Carissimi,
pensiamo che tutti sappiano, e Francesco di Sales lo sottolinea, che il cibo, per essere di giovamento al nostro corpo, ha bisogno di essere ben digerito dallo stomaco per mutarsi poi, attraverso il sangue, in noi stessi. Lo stesso processo avviene per quanto riguarda la Parola di Dio e per essere più chiaro cita san Bernardo “allorché esortava i suoi religiosi a conservare diligentemente il pane sacro della Parola di Dio. Per questo motivo – prosegue – non basta ascoltare bene e meditare la Parola, ma occorre digerirla e trasformarla in noi stessi”.
Intendiamoci bene, la Parola conserva sempre le sue “proprietà, ma rischia di rimanere inefficace per la nostra vita se non la viviamo attraverso le nostre azioni, i nostri pensieri e la nostra carità. Alcuni naturalisti, aggiunge Francesco, affermano che esiste un animale terrestre che vive lungo il mare nutrendosi delle sue acque fino a cambiare la natura e da animale di terre diventa un pesce. Beh, non sappiamo se esista veramente un animale del genere, ma il Nostro fa comunque questa considerazione: “Quanto saremmo felici se, chiamati ad una vocazione, meditassimo e digerissimo la sua eccellenza”. Egli, evidentemente, visto il contesto di questa Esortazione, si riferisce in modo particolare alla vocazione religiosa, ma nulla impedisce di applicarla ad ogni scelta di vita, religiosa o laica. Il pane, lo sappiamo, è l’alimento principale per la nostra vita e il de Sales chiama in causa satana che, nel deserto tentò Nostro Signore e gli disse di mutare i sassi in pane. Conosciamo tutti la risposta di Gesù: «Non di solo pane vivrà l’uomo, ma di ogni parola che esce dalla bocca di Dio» (Cfr. Mt 4,3-4). Per il cristiano, dunque, la Parola di Dio è il nutrimento principale della sua vita di fede, il solo in grado di saziare l’uomo: “Non è dunque solo il pane che nutre l’uomo; certamente no, ma è la Parola di Dio, che non soltanto sostenta l’anima, in quanto è il cibo che più gli si addice, ma la sua virtù passa anche nel corpo, conservandogli una certa qual forza ed energia che il pane materiale non le può dare”. L’Evangelista Matteo, introducendo il racconto delle tentazioni, dice che Gesù, dopo aver digiunato per quaranta giorni e quaranta notti, ebbe fame e alla fine di questo episodio (v.11) leggiamo che, dopo aver superato tutte le tentazioni, il diavolo lo lasciò ed ecco gli angeli che gli si avvicinavano e lo servivano. A chi è disposto a nutrirsi della Parola di Dio, Egli non fa mai mancare il pane per il sostentamento del corpo.

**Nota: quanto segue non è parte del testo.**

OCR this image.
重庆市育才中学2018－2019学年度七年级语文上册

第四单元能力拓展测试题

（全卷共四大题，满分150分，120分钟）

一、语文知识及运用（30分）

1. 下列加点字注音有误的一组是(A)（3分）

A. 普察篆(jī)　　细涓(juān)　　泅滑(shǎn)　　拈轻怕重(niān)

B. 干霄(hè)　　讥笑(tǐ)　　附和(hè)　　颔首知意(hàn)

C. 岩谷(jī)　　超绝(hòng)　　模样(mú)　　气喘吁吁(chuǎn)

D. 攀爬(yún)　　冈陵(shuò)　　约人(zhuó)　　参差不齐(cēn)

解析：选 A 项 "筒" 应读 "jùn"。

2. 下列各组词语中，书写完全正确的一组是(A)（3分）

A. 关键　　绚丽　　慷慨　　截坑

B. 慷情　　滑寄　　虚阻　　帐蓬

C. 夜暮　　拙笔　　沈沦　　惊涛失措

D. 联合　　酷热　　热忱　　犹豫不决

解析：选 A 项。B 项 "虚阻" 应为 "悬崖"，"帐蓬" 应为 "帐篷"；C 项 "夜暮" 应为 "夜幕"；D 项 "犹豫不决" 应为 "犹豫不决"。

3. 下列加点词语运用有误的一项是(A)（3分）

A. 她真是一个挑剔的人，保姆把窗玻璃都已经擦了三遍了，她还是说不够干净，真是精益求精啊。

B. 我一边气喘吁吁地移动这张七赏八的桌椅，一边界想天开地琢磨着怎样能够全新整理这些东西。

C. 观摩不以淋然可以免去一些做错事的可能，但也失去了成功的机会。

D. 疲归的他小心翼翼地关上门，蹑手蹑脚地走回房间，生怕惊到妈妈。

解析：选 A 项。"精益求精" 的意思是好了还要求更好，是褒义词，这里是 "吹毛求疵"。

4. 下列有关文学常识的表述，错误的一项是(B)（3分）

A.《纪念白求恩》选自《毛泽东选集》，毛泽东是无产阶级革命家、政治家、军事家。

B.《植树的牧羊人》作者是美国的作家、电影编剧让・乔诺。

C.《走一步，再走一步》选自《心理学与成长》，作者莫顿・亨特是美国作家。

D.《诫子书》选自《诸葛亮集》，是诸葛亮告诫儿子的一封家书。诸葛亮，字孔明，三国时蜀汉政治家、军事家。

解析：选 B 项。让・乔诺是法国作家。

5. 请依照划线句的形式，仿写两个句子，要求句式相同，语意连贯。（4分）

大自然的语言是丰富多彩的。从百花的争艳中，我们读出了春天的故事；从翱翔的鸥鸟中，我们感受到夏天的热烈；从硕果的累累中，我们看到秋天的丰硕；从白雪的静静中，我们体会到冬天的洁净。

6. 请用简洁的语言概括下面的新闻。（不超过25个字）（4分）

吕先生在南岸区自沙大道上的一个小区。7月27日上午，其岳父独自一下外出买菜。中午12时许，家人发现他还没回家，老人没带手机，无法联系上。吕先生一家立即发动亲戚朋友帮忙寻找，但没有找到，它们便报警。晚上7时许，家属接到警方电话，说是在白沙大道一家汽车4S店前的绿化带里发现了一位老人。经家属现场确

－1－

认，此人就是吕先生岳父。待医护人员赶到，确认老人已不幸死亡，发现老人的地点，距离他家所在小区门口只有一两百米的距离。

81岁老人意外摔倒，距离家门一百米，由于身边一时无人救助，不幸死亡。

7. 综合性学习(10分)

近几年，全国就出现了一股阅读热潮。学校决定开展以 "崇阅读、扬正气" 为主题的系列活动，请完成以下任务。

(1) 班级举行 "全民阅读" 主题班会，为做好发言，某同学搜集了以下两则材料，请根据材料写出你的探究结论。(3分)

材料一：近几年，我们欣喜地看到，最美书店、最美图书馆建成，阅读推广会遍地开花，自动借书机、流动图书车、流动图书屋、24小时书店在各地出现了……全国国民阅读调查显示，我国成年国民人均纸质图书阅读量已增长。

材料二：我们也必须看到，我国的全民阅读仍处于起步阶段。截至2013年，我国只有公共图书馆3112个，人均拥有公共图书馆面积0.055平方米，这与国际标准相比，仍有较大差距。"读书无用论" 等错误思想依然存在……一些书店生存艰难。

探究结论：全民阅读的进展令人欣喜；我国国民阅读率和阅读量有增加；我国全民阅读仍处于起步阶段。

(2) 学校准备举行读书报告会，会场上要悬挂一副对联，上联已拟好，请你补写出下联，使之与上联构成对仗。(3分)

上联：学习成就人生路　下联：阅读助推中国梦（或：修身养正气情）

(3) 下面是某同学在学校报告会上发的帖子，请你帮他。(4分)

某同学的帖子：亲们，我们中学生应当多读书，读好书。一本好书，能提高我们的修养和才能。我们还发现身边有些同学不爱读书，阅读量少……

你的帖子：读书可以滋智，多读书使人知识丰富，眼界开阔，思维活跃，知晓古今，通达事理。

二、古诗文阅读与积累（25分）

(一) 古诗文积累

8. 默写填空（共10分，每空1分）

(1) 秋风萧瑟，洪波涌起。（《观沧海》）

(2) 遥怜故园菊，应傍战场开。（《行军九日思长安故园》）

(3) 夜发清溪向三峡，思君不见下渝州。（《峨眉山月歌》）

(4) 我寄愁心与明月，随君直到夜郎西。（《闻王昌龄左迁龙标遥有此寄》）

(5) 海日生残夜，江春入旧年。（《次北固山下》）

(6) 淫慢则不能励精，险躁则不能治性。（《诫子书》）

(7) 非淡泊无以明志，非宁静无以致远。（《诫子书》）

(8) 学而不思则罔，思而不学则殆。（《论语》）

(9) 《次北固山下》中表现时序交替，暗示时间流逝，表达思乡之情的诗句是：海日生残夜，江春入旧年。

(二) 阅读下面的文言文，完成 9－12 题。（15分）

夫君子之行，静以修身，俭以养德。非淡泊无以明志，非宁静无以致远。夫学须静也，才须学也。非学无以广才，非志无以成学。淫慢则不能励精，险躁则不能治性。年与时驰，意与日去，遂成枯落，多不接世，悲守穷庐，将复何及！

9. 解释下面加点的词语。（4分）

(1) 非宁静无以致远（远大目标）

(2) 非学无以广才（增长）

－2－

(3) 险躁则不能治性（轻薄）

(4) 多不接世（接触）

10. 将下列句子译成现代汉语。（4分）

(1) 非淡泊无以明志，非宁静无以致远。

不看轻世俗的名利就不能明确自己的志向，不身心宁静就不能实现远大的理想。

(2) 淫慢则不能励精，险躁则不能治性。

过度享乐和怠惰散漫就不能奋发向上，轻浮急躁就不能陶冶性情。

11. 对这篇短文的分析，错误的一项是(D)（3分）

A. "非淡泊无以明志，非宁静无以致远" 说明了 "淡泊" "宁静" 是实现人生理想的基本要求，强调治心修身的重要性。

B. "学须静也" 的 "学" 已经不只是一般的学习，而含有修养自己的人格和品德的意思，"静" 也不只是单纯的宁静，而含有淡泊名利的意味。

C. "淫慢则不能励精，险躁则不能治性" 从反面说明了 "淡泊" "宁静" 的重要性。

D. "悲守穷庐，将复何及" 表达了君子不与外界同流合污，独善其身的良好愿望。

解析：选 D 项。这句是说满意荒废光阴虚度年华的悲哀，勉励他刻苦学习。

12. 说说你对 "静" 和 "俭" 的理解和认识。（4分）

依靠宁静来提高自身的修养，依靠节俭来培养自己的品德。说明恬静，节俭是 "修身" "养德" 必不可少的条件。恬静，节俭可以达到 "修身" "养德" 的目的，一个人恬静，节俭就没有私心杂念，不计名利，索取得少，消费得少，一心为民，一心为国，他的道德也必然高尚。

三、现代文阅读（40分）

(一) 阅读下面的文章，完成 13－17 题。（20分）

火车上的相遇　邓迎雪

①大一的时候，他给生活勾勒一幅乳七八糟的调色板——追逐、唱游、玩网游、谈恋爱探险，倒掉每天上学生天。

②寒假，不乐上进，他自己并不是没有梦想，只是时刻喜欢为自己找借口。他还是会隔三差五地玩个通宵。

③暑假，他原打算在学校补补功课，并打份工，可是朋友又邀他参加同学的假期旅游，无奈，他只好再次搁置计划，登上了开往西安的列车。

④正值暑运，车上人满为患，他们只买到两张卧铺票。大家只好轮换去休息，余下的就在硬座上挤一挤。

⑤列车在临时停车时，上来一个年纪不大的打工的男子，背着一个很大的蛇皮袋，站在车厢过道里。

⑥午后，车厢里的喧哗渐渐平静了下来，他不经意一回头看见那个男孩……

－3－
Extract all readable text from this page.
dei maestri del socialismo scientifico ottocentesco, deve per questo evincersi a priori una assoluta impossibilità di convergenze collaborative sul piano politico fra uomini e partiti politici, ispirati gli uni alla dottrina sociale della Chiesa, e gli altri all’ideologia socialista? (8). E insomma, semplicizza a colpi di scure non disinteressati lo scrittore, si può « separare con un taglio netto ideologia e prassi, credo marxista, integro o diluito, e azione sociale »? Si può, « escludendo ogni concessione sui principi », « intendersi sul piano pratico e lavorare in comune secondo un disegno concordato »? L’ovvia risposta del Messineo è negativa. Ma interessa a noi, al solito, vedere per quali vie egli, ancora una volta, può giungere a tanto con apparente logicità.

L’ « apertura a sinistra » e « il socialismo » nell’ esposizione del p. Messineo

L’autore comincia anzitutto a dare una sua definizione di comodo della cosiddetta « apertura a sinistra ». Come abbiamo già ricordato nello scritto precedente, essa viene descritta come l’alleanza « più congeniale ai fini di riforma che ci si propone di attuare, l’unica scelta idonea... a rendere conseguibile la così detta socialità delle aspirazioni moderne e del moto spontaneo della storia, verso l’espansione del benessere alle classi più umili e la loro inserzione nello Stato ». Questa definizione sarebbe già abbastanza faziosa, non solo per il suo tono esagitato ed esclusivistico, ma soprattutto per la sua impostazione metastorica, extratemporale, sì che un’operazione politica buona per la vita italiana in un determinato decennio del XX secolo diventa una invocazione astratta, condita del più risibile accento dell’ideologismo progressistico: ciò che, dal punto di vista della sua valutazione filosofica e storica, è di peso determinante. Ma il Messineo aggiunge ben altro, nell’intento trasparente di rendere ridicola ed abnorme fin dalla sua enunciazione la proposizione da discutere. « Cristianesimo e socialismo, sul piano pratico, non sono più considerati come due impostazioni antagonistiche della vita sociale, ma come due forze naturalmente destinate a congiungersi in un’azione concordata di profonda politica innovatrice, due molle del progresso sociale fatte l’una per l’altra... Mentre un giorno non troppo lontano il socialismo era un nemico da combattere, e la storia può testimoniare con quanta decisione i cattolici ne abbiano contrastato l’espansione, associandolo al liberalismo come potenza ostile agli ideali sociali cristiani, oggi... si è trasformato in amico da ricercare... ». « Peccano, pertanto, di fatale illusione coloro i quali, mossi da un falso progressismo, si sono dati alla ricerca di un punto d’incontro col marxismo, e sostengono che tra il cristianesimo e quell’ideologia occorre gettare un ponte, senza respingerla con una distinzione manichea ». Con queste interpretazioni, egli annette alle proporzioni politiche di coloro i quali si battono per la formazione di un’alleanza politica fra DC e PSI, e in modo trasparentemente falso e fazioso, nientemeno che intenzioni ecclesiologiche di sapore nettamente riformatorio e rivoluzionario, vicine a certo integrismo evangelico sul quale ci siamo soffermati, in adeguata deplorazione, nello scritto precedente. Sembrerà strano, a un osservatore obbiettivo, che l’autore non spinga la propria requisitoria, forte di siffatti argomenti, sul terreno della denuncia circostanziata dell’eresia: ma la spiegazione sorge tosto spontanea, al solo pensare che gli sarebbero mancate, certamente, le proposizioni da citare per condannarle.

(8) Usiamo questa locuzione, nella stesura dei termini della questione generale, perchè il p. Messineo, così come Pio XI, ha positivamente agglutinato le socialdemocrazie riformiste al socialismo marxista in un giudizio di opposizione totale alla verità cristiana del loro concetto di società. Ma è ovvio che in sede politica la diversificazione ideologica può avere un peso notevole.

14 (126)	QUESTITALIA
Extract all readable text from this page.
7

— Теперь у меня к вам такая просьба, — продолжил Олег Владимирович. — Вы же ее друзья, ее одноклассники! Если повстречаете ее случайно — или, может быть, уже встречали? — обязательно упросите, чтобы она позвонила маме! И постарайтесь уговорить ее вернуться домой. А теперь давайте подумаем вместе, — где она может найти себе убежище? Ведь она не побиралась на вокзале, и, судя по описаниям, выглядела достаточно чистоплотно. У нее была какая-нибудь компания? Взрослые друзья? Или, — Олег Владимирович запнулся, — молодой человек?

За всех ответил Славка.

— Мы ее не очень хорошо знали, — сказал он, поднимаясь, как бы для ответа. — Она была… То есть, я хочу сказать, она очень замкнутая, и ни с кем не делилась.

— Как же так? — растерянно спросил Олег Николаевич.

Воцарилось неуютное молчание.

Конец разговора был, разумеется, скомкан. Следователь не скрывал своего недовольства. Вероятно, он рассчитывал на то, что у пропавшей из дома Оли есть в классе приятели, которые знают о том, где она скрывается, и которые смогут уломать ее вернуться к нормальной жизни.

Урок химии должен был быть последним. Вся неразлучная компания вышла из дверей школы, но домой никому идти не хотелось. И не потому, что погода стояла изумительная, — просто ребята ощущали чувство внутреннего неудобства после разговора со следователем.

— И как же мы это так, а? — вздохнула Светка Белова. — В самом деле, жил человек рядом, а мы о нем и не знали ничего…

Con la Chiesa che oggi celebra la memoria di san Pio da Pietrelcina, preghiamo:
Dio onnipotente ed eterno, per grazia singolare hai concesso al santo presbitero Pio [da Pietrelcina] di partecipare alla croce del tuo Figlio, e per mezzo del suo ministero hai rinnovato le meraviglie della tua misericordia; per sua intercessione concedi a noi, uniti costantemente alla passione di Cristo, di poter giungere felicemente alla gloria della risurrezione. Amen
Abbiamo certamente bisogno del pane per conservare il nostro corpo, ma abbiamo ancora più bisogno della Parola per conservare la nostra fede, oggi e sempre.